The earliest business data processing systems were based on batch processing of punchcards. Prepare cards off-line, feed a batch of them through the computer. (Why does one so often hear of payroll, specifically, being an early application of such systems? It seems to me this is partly because the payroll of a big company involved a lot of repetitive calculation, but also because it's particularly amenable to that sort of processing: multiply hours worked by hourly wage, output pay due that worker for this week or month. The core of the job can be done without the sort of table lookup that would need a large random access data store that would only be available a little later with the invention of drum memories, then disk drives.)

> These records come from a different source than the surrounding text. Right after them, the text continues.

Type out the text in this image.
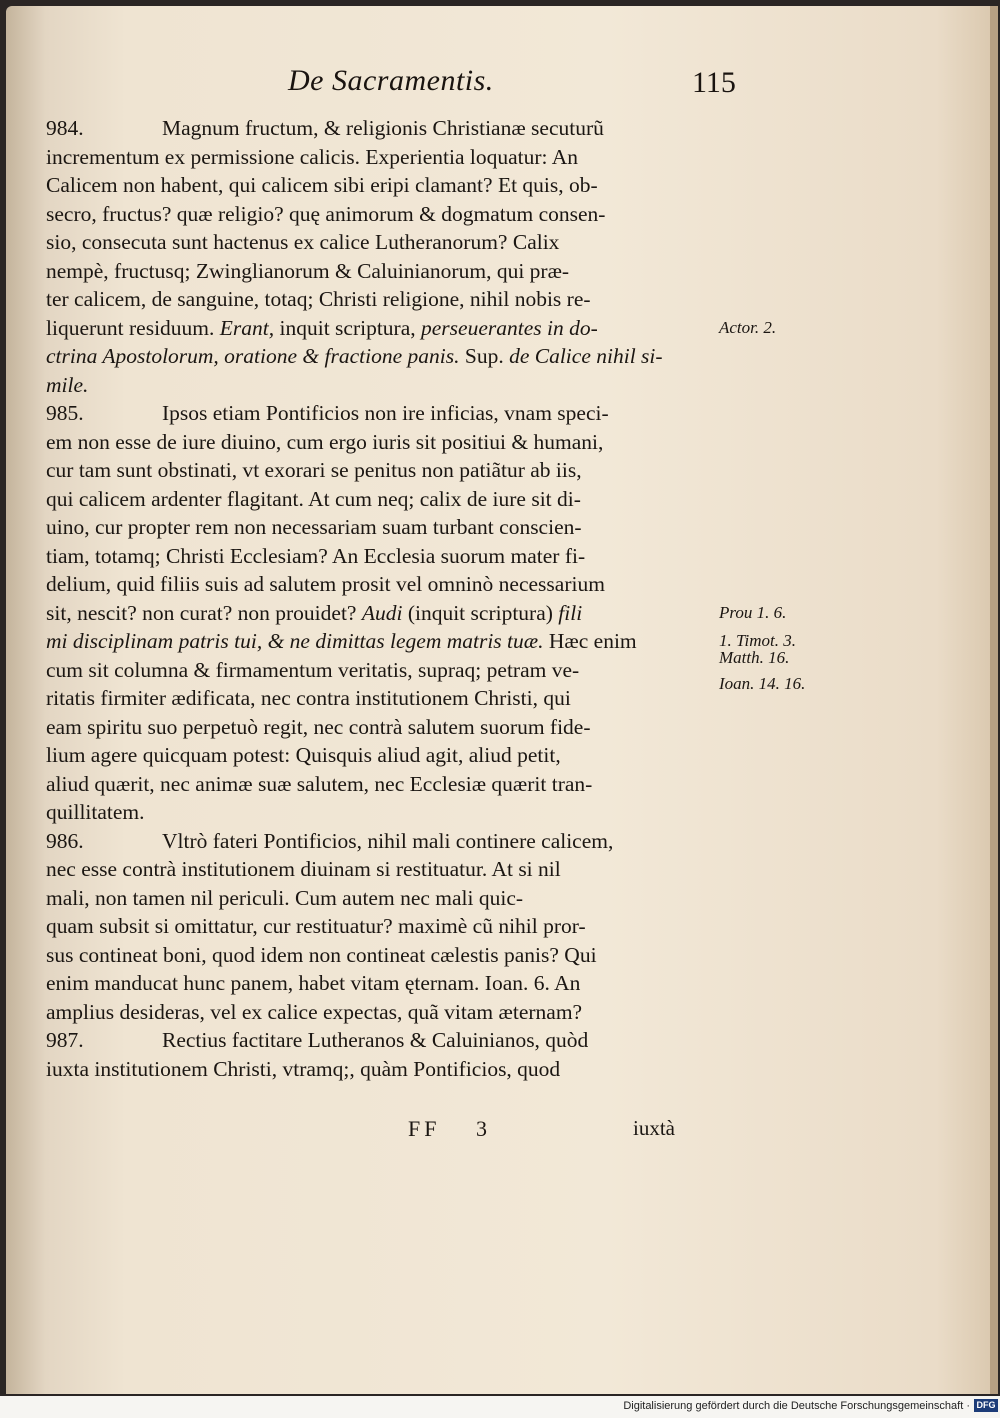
De Sacramentis.	115
984.	Magnum fructum, & religionis Christianæ secuturũ
incrementum ex permissione calicis. Experientia loquatur: An
Calicem non habent, qui calicem sibi eripi clamant? Et quis, ob-
secro, fructus? quæ religio? quę animorum & dogmatum consen-
sio, consecuta sunt hactenus ex calice Lutheranorum? Calix
nempè, fructusq; Zwinglianorum & Caluinianorum, qui præ-
ter calicem, de sanguine, totaq; Christi religione, nihil nobis re-
liquerunt residuum. Erant, inquit scriptura, perseuerantes in do-
ctrina Apostolorum, oratione & fractione panis. Sup. de Calice nihil si-
mile.
985.	Ipsos etiam Pontificios non ire inficias, vnam speci-
em non esse de iure diuino, cum ergo iuris sit positiui & humani,
cur tam sunt obstinati, vt exorari se penitus non patiãtur ab iis,
qui calicem ardenter flagitant. At cum neq; calix de iure sit di-
uino, cur propter rem non necessariam suam turbant conscien-
tiam, totamq; Christi Ecclesiam? An Ecclesia suorum mater fi-
delium, quid filiis suis ad salutem prosit vel omninò necessarium
sit, nescit? non curat? non prouidet? Audi (inquit scriptura) fili
mi disciplinam patris tui, & ne dimittas legem matris tuæ. Hæc enim
cum sit columna & firmamentum veritatis, supraq; petram ve-
ritatis firmiter ædificata, nec contra institutionem Christi, qui
eam spiritu suo perpetuò regit, nec contrà salutem suorum fide-
lium agere quicquam potest: Quisquis aliud agit, aliud petit,
aliud quærit, nec animæ suæ salutem, nec Ecclesiæ quærit tran-
quillitatem.
986.	Vltrò fateri Pontificios, nihil mali continere calicem,
nec esse contrà institutionem diuinam si restituatur. At si nil
mali, non tamen nil periculi. Cum autem nec mali quic-
quam subsit si omittatur, cur restituatur? maximè cũ nihil pror-
sus contineat boni, quod idem non contineat cælestis panis? Qui
enim manducat hunc panem, habet vitam ęternam. Ioan. 6. An
amplius desideras, vel ex calice expectas, quã vitam æternam?
987.	Rectius factitare Lutheranos & Caluinianos, quòd
iuxta institutionem Christi, vtramq;, quàm Pontificios, quod
Actor. 2.
Prou 1. 6.
1. Timot. 3.
Matth. 16.
Ioan. 14. 16.
FF 3	iuxtà
Digitalisierung gefördert durch die Deutsche Forschungsgemeinschaft · DFG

When video terminals came in, during the late sixties and early seventies, business data processing user interfaces were able to become essentially as they are today: two-dimensional forms, type data into captioned fields, look up lists of records. I have not been able to find any screenshots of business software from before MS-DOS – closest I could find was someone editing a Pascal program on an IBM terminal – but I predict business data processing systems essentially similar to modern ones, must have been developed for the 3270, VT50 etc.
But in between those, there was an era of 'interactivity, but not as we know it', when computers supported interactive work by teletype. This is when Basic was invented; many of the classic Basic games were actually written on teletype systems.
It seems to me there must have been business data processing systems designed for teletypes, which would provide user interfaces not as good as video terminals, but much better than punchcard batch processing. But now there is the tantalizing gap between deducing the necessary existence of something, and finding actual evidence of it; I have not so far been able to find any documentation on interactive business data processing by teletype, other than SABRE, which was something of a special case.
Take for example the hundreds of thousands of PDP-11s, many of which were connected to ASR-33 and similar teletypes. Many of those must've been used for order processing and other everyday business tasks. What did the workflow look like? Are the names and provenance of any relevant software packages still remembered? Are there any surviving photographs or transcripts of what was printed, or any recorded memoirs of what it was like to use them?